製作:2016年カナダ
発売:トランスワールドアソシエイツ
なぜか殺し合いが行われている豪邸で目覚めた男・チー。胸に光るカウンターが付けられており、「104」という数値が表示されていた。なんとチーは3人で転生を繰り返しながら累計108人を殺害するまで脱出できない「108人殺害ゲーム」に巻き込まれていたのであった。
「スリー・キラーズ」…3人の殺し屋?
いかにも市街地でクライム的なドンパチアクションを繰り広げそうなジャケットですが…
実際はずっと家の中で、たった3人で延々と繰り返し殺し合う様を描いているかのようなデスゲーム的な何かです。
主役が中国人で、中国語でしゃべりまくっているのでどうもカナダ映画というより中国映画にしか見えない。今後はこういうの増えそうですね。で、その主役もアジア人としては相当マッチョで感心したのですが、さすがにこのジャケ写真の筋肉は盛りすぎではなかろうかと。どこのボディビルダーなのかと。
さて、その豪邸内で繰り広げられる謎のデスゲームの概要ですが、
なんと参加者がたったの3人しかいないのに
「108人殺害するとクリア」
だそうです。
つまり同じ人間を何度も殺す必要があると。
3人でバトルロイヤル戦を行い、勝利した者は別次元の次のステージへ進むことが出来るとのこと。

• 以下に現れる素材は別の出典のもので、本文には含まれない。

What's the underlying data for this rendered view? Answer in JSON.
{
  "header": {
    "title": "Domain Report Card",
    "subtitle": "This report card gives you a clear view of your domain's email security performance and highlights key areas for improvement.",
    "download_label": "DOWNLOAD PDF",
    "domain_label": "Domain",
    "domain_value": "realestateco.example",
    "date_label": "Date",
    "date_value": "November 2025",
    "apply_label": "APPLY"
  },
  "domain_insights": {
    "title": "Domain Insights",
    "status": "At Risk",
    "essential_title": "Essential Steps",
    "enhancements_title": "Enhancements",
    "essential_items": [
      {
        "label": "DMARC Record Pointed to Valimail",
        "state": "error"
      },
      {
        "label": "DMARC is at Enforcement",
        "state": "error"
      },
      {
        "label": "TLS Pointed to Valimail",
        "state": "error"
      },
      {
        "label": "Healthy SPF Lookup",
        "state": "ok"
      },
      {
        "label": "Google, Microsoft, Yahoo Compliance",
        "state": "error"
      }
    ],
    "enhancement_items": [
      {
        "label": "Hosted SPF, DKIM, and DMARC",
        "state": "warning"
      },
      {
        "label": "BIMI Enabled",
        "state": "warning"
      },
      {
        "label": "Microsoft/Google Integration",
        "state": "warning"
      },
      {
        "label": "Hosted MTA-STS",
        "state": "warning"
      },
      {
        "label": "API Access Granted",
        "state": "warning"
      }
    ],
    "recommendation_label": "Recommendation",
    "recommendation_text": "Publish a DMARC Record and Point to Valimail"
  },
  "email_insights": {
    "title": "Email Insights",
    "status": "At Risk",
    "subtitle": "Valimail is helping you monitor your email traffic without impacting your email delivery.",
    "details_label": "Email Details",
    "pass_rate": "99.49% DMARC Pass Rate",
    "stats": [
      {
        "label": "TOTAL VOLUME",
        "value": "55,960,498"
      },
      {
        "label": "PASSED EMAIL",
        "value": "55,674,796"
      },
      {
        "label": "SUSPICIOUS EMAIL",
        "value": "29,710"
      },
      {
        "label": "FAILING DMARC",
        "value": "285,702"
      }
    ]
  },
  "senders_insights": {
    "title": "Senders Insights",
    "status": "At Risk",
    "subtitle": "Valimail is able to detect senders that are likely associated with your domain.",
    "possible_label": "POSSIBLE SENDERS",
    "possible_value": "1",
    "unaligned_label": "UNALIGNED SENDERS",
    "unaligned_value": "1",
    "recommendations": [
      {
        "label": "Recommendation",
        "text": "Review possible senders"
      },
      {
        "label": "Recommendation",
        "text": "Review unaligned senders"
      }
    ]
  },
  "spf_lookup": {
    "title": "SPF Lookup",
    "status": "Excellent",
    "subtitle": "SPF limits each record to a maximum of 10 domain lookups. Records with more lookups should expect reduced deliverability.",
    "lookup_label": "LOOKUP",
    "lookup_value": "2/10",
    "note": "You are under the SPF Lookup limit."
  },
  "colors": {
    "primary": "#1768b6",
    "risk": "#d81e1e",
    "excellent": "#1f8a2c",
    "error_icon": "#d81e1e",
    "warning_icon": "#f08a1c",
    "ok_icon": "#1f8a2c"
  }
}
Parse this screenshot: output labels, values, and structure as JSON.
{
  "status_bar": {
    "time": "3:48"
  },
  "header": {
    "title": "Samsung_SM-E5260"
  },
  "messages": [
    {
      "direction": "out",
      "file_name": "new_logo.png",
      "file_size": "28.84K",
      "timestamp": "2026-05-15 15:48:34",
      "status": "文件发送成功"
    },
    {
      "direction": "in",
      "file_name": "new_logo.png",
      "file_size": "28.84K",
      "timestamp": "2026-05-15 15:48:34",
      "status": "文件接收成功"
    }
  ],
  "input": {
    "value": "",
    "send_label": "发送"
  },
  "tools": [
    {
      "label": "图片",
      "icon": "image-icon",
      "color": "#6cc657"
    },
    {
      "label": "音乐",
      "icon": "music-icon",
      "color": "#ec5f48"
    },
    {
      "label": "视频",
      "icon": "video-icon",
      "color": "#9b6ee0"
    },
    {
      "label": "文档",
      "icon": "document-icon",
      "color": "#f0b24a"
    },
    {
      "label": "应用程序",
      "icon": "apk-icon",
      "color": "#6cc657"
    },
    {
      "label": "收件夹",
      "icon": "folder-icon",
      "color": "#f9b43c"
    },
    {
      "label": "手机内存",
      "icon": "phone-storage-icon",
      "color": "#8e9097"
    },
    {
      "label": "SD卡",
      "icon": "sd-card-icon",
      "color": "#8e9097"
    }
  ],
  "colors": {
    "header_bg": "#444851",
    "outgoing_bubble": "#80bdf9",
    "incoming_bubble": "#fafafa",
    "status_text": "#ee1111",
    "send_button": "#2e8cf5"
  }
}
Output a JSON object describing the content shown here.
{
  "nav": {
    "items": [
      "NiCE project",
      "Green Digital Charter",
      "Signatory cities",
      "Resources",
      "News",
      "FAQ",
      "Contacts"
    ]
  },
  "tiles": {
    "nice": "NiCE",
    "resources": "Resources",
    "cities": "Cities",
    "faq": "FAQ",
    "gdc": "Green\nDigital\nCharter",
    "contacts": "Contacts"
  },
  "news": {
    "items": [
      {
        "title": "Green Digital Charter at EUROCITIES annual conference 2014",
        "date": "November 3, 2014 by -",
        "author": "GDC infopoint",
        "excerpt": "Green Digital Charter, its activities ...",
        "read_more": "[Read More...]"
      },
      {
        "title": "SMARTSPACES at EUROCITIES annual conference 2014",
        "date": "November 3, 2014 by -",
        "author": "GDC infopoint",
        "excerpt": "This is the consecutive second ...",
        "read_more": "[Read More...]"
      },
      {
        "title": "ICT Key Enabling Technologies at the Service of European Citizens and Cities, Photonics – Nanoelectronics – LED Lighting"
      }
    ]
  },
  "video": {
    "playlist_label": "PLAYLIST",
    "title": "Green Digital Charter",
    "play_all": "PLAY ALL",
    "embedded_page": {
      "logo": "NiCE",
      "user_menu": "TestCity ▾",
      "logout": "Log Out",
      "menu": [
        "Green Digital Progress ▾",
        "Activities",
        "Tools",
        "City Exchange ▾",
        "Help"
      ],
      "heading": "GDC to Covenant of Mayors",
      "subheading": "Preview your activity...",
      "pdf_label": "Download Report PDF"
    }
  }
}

ただ、次のステージと言っても舞台は全く同じ家の中だし、参加者はずっと同じ3人なので相手もまた全員一緒。そんで記憶を引き継ぐのは勝利者だけみたいです。でも全勝しないかぎりはどっかで記憶が途絶えてリスタートってことになりますかね。
テレビをつけると過去の殺し合いを鑑賞できるというボーナス付き。
さらに、殺した人数分の歩数だけ外を歩くことが出来るスペシャルボーナス有り。
おお、なんて楽しそうなゲームなんだ…
↑…と言いたいところだが、どう考えてもクソゲーです。
108は煩悩の数だから何なのか知らんけど、殺害の対象となる相手がたった2人しかいないのに108回も殺れだなんてゲームだとしても作業的すぎませんか。せいぜい5回ぐらいで飽きますよ。
そしてこの手のデスゲーム物では、しっかりルールを順守して勝利を目指す主人公像…というのを観たことがありません。大抵の主役は愛に目覚めて抜け道を探し出し、ゲームの枠を飛び越えて主催者との戦いにもつれ込むというのが一般的な展開です。
本作もそのお約束に違わず、粗暴でいけ好かないクサレボンボンだったチー君は愛するブロンド美女クリスティーンと共にゲームを脱出するため「もう殺し合いはしない」とか何とか抜かし、武器を捨てはじめます。これはやめてほしい。
わざわざデスゲームで愛を表現しようとすんなと。
しっかり最後まで殺し合ってくれよと言いたい。
それももう105人も殺してるんだからあとたった3人だろうが!いいから殺れ!と強く言いたい。そんだけ殺っておいて今更どうして愛に目覚める必要があるのか?
で、参加者3人のうちチー君とクリスティーンの間には愛があるとしても、もう一人のレイノ君という黒人に関しては悲惨という他ありません。このクサレカップルと何の関係も無いし何のために参加させられたのか全く分からない。いや、「殺され役」という立派な役割があることはあるけど。身体能力に恵まれた黒人であるにも関わらず、クサレボンボンの筋肉の前には何度も何度も無惨にブチ殺されるばかり。何か違う意図を感じ取ってしまいそうなぐらい戦力差がアレです。本当に何でレイノ君はこのデスゲームに巻き込まれたのか。
たまたま絡んじゃったから…としか受け取れない雑な描写が悲しい。
つーかそもそもこの変なデスゲームは一体何だったのか。主催者は誰なのか。目的は。
終盤で何となく明かされますが、そこら辺死ぬほどテキトーでした。そもそもこの超常現象は一体何なんだよ。何もわからん。主催者も時空を操れる異次元人とか未来人じゃないと変だし。
これなら夢オチで締めてくれた方がまだ良かった。
「いや…あのクサレボンボンが自分に打ち克ち、愛に目覚める過程を描きたかったんだ!」
って製作者は言いたいんじゃないかな…とは思いますけども。
ということで、そこまで酷すぎるわけではないがおすすめはしかねる系の変な映画でした。